Однако этой попытки оказалось достаточно, чтобы Ирина впала в задумчивость. В далеком 1988-м, когда Лоренс перебрался к ней на Сто четвертую улицу, она приехала к матери на Брайтон-Бич, чтобы рассказать ей о том, что встретила «любовь всей своей жизни». Она произносила какие-то самые банальные фразы и всем сердцем верила себе. Встреча прошла в редкой для матери и дочери теплой атмосфере, несмотря на то что лишь спустя годы Раиса выдала Лоренсу кредит доверия, так крепко державший ее сегодня. Но такие заявления дважды не делают. Ее появление с красавцем мужчиной прошлым вечером, как полагала Ирина, запятнало светлые воспоминания о событиях 1988 года. Она убеждала себя, что в наше время люди женятся и выходят замуж два и три раза и считают это вполне нормальным, поэтому вторая большая любовь в жизни вряд ли может считаться чем-то из ряда вон выходящим. И все же в глубине души она была человеком неисправимо старорежимным. Чем дольше она была с Рэмси и любила его, тем меньше ей нравилась история их отношений.

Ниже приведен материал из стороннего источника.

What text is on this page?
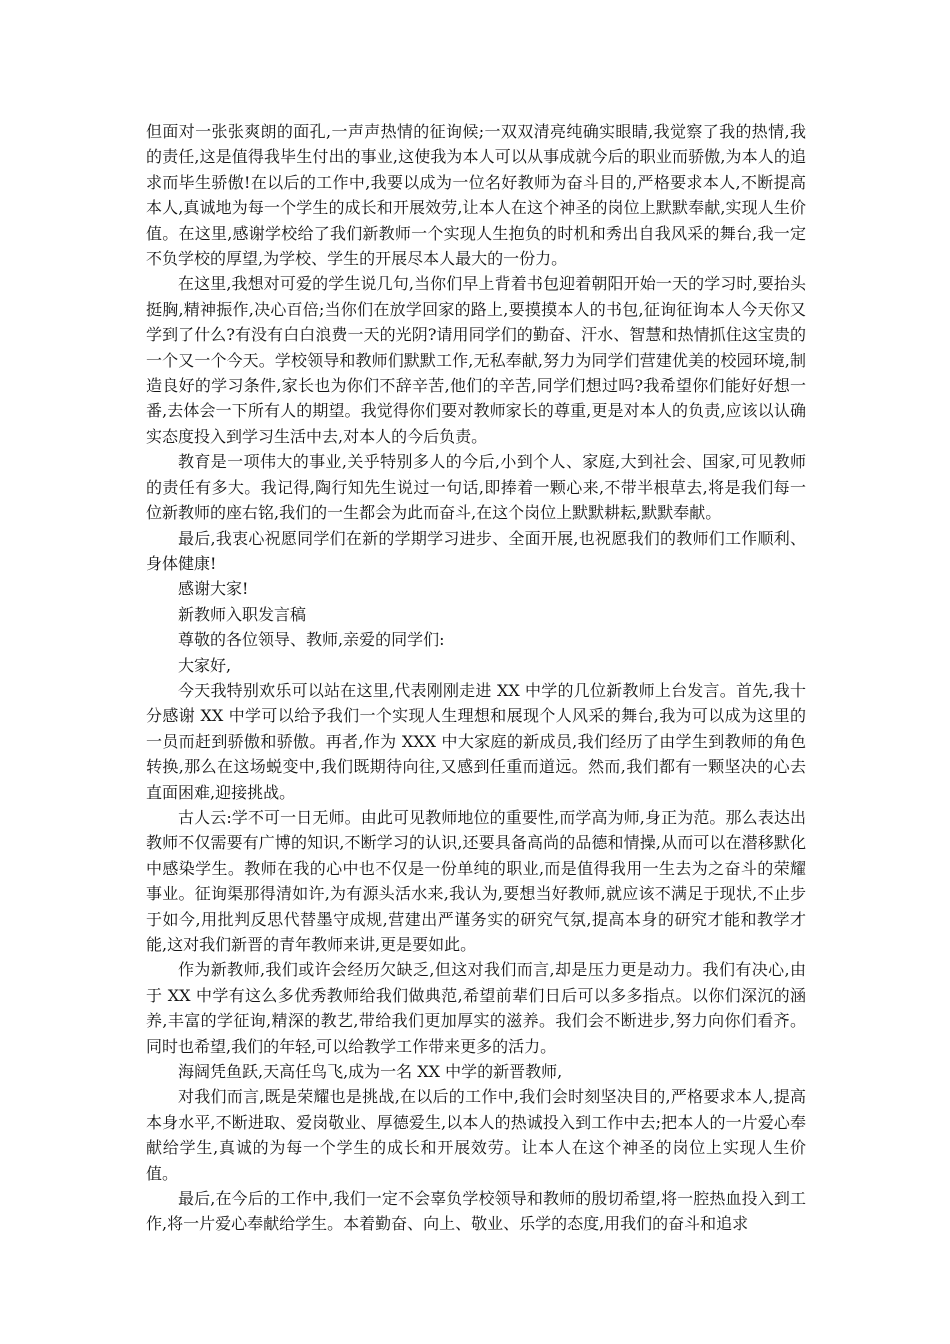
但面对一张张爽朗的面孔,一声声热情的征询候;一双双清亮纯确实眼睛,我觉察了我的热情,我的责任,这是值得我毕生付出的事业,这使我为本人可以从事成就今后的职业而骄傲,为本人的追求而毕生骄傲!在以后的工作中,我要以成为一位名好教师为奋斗目的,严格要求本人,不断提高本人,真诚地为每一个学生的成长和开展效劳,让本人在这个神圣的岗位上默默奉献,实现人生价值。在这里,感谢学校给了我们新教师一个实现人生抱负的时机和秀出自我风采的舞台,我一定不负学校的厚望,为学校、学生的开展尽本人最大的一份力。

在这里,我想对可爱的学生说几句,当你们早上背着书包迎着朝阳开始一天的学习时,要抬头挺胸,精神振作,决心百倍;当你们在放学回家的路上,要摸摸本人的书包,征询征询本人今天你又学到了什么?有没有白白浪费一天的光阴?请用同学们的勤奋、汗水、智慧和热情抓住这宝贵的一个又一个今天。学校领导和教师们默默工作,无私奉献,努力为同学们营建优美的校园环境,制造良好的学习条件,家长也为你们不辞辛苦,他们的辛苦,同学们想过吗?我希望你们能好好想一番,去体会一下所有人的期望。我觉得你们要对教师家长的尊重,更是对本人的负责,应该以认确实态度投入到学习生活中去,对本人的今后负责。

教育是一项伟大的事业,关乎特别多人的今后,小到个人、家庭,大到社会、国家,可见教师的责任有多大。我记得,陶行知先生说过一句话,即捧着一颗心来,不带半根草去,将是我们每一位新教师的座右铭,我们的一生都会为此而奋斗,在这个岗位上默默耕耘,默默奉献。

最后,我衷心祝愿同学们在新的学期学习进步、全面开展,也祝愿我们的教师们工作顺利、身体健康!

感谢大家!

新教师入职发言稿

尊敬的各位领导、教师,亲爱的同学们:

大家好,

今天我特别欢乐可以站在这里,代表刚刚走进 XX 中学的几位新教师上台发言。首先,我十分感谢 XX 中学可以给予我们一个实现人生理想和展现个人风采的舞台,我为可以成为这里的一员而赶到骄傲和骄傲。再者,作为 XXX 中大家庭的新成员,我们经历了由学生到教师的角色转换,那么在这场蜕变中,我们既期待向往,又感到任重而道远。然而,我们都有一颗坚决的心去直面困难,迎接挑战。

古人云:学不可一日无师。由此可见教师地位的重要性,而学高为师,身正为范。那么表达出教师不仅需要有广博的知识,不断学习的认识,还要具备高尚的品德和情操,从而可以在潜移默化中感染学生。教师在我的心中也不仅是一份单纯的职业,而是值得我用一生去为之奋斗的荣耀事业。征询渠那得清如许,为有源头活水来,我认为,要想当好教师,就应该不满足于现状,不止步于如今,用批判反思代替墨守成规,营建出严谨务实的研究气氛,提高本身的研究才能和教学才能,这对我们新晋的青年教师来讲,更是要如此。

作为新教师,我们或许会经历欠缺乏,但这对我们而言,却是压力更是动力。我们有决心,由于 XX 中学有这么多优秀教师给我们做典范,希望前辈们日后可以多多指点。以你们深沉的涵养,丰富的学征询,精深的教艺,带给我们更加厚实的滋养。我们会不断进步,努力向你们看齐。同时也希望,我们的年轻,可以给教学工作带来更多的活力。

海阔凭鱼跃,天高任鸟飞,成为一名 XX 中学的新晋教师,

对我们而言,既是荣耀也是挑战,在以后的工作中,我们会时刻坚决目的,严格要求本人,提高本身水平,不断进取、爱岗敬业、厚德爱生,以本人的热诚投入到工作中去;把本人的一片爱心奉献给学生,真诚的为每一个学生的成长和开展效劳。让本人在这个神圣的岗位上实现人生价值。

最后,在今后的工作中,我们一定不会辜负学校领导和教师的殷切希望,将一腔热血投入到工作,将一片爱心奉献给学生。本着勤奋、向上、敬业、乐学的态度,用我们的奋斗和追求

Вечером Ирина и Рэмси уютно устроились в ее комнате, прихватив бутылку «Хеннесси», и тихо разговаривали.
— Приходится признать, — констатировала Ирина, — что вы оба не в восторге друг от друга.
— Мне плевать, как она ко мне относится.
— Ерунда. Конечно, тебе не наплевать.
— Ладно, признаю. Но ко мне в жизни никто не относился с таким презрением. Если эта женщина еще раз произнесет слово снукерс, я заткну ей глотку.
— Послушай, Рэмси, большинство американцев — не говоря уже о русских — понятия не имеют, что такое снукер, и не представляют, какое место ты занимаешь в британском обществе. Моя мать претенциозна, и в большинстве случаев ее поведение лишь игра, но я уверена, в этом она не притворяется: она раньше не слышала о снукере.
— Она и сейчас о нем ничего не знает.
— Возможно, но поверь мне, сколько бы мы ни объясняли таким людям, что в своей стране игроков в снукер боготворят, они не поймут это, пока не убедятся на собственном опыте. Я могу сколько угодно рассказывать тебе о Джоне Кеннеди, о том, как он был красив, как его любили, но тебе ни за что не понять, что творилось с людьми, когда его убили.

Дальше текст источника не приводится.